Noche tras noche durante todo el invierno, Hudayl habíale pedido como reina a Báhar, y ya era comentado en todo el palacio y aun fuera de él y más allá de las fronteras del reino, la deshonra del príncipe Hudayl, conduciéndose de tal humillante modo además de desacostumbrado, pues sabido es que los señores tomaban y dejaban a sus mujeres, esclavas, libres o esposas sin más miramientos, y que siempre había sido la esclava la que había conspirado para lograr convertirse en esposa de su señor y nunca se había visto que un dueño se arrastrase ante una esclava y menos aún que ella lo rechazase. Por lo que, aconsejado por sus nobles y convertido el amor del príncipe por Báhar en asunto de Estado, se vio éste obligado a zanjar la cuestión con su esclava esa misma noche, transcurrida ya la fiesta del Nayrûz del primero de año, que había traído gran nevada y presagiaba cambios, y pues además, él se sentía languidecer de un extraño mal, que era mal de amores, pero además, sin razones.

Cuando la esclava contestárale ya hablaremos deso otro día, como decía cada noche a la misma solicitud del príncipe, éste apeló a sus derechos de señor y dueño y ella, sinceramente sumisa, le dijo que, pues era de él la vida della, hiciese con tal prenda lo que mejor le pareciese, que lícito había de ser, pues alto precio hubo pagado y título de propiedad a su nombre se halla, pero él, desesperado, se arrojó en sus brazos explicándole que la necesitaba como al sol del alba, que no podía pasar sin ella, que no quería poseer su vida, que la quería a ella, que deseaba que Báhar se entregase a él, y que por eso precisaba que aceptara por sí misma convertirse en su esposa, y ella le dijo que nadie podía aspirar a eso, y él, tragándose el llanto y sacando el orgullo, le respondió que él era el rey de esas tierras, el señor andalusí más rico de la Frontera, y entonces Báhar contestó llena de dulzura y con su voz maravillosa que un rey había de ser poco para ella.

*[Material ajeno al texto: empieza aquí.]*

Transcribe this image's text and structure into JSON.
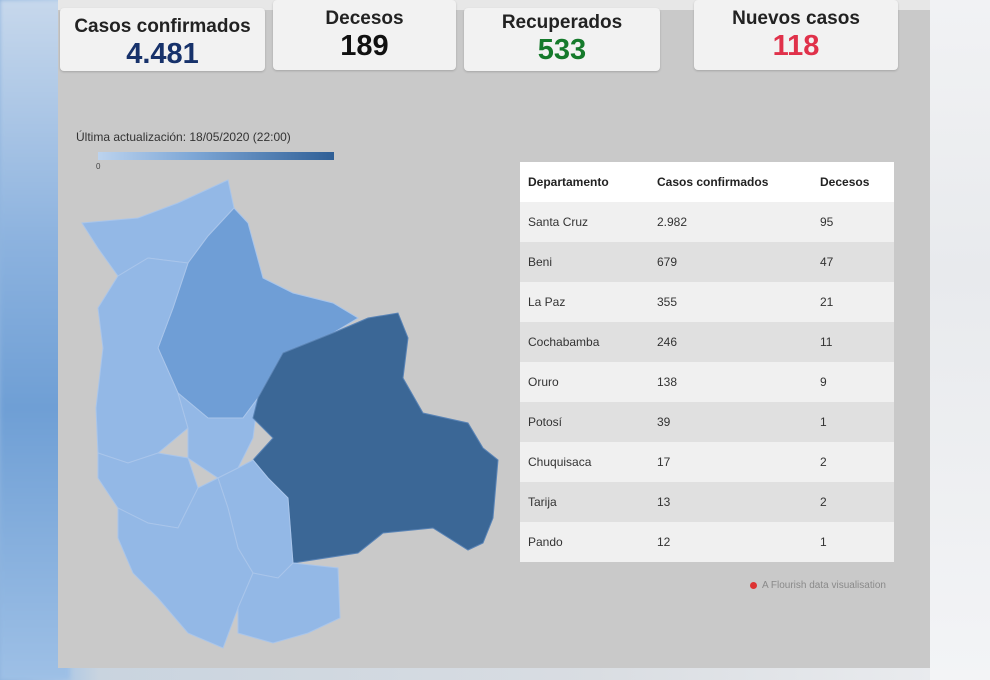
{
  "stats": {
    "confirmed": {
      "label": "Casos confirmados",
      "value": "4.481",
      "color": "#17326b"
    },
    "deaths": {
      "label": "Decesos",
      "value": "189",
      "color": "#111111"
    },
    "recovered": {
      "label": "Recuperados",
      "value": "533",
      "color": "#157a2b"
    },
    "new_cases": {
      "label": "Nuevos casos",
      "value": "118",
      "color": "#e0314a"
    }
  },
  "map": {
    "last_update": "Última actualización: 18/05/2020 (22:00)",
    "legend_min": "0",
    "colors": {
      "light": "#93b8e6",
      "mid": "#6f9ed6",
      "dark": "#3b6796"
    }
  },
  "table": {
    "headers": [
      "Departamento",
      "Casos confirmados",
      "Decesos"
    ],
    "rows": [
      [
        "Santa Cruz",
        "2.982",
        "95"
      ],
      [
        "Beni",
        "679",
        "47"
      ],
      [
        "La Paz",
        "355",
        "21"
      ],
      [
        "Cochabamba",
        "246",
        "11"
      ],
      [
        "Oruro",
        "138",
        "9"
      ],
      [
        "Potosí",
        "39",
        "1"
      ],
      [
        "Chuquisaca",
        "17",
        "2"
      ],
      [
        "Tarija",
        "13",
        "2"
      ],
      [
        "Pando",
        "12",
        "1"
      ]
    ]
  },
  "footer": {
    "credit": "A Flourish data visualisation"
  }
}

«Pero antes de ordenar mi muerte, amado príncipe mío, que Alá te proteja todos los años de tu existencia, escucha mis argumentos, que has de entender por qué digo lo que digo, pues mi vida está en la música, y siendo tu esclava complazco a tu gusto complaciendo el mío, pues es tanta mi dicha al hacer danzar mi cuerpo en armonía con ella, que sólo de tal manera es posible causar disfrute en los ánimos ajenos, y viendo y sintiendo el gozo de quien me contempla, aumenta mi propio placer y mi felicidad, poderoso señor mío Hudayl, al que amo con todas las fuerzas de mi ser, pero al que no puedo entregarme, si no es con el precio de mi vida, pues, convertida en tu esposa, habrías de recluirme en el harén familiar, oculta a la vista de todos y prohibiéndoseme ya para siempre dedicarme a bailar y a cantar, y mi señor, yo sé que sin ello moriría; por tanto y pues es cierto que mi vida te pertenece, haz con ella lo que designes, que bien hecho ha de estar y al rechazarte me gano igual la muerte que si te acepto, sabiendo que si sólo mi vida es tuya, sólo la vida me quitas, y que allá donde quiera Alá reservarme una morada, seguiré danzando para ti y para el mundo, pues es mi sino no saber de dónde procedo y no saber adónde Él me lleva, y entretanto, mostrar las maravillas de Dios a través de mi persona».

Hudayl escuchó atentamente sin decir nada, aunque sintió el ánimo tranquilizado, y aquella noche logró dormir con reconfortante sueño. Al amanecer, dio cuenta a la corte, que aguardaba la resolución del casamiento del príncipe.

Al insistir en su negativa, todos los nobles recomendaron la condena a muerte de la esclava como castigo a su desobediencia, y tal estaba así ordenado en la ley, a lo que Hudayl contestó, con una leve sonrisa, que ya hablarían deso otro día.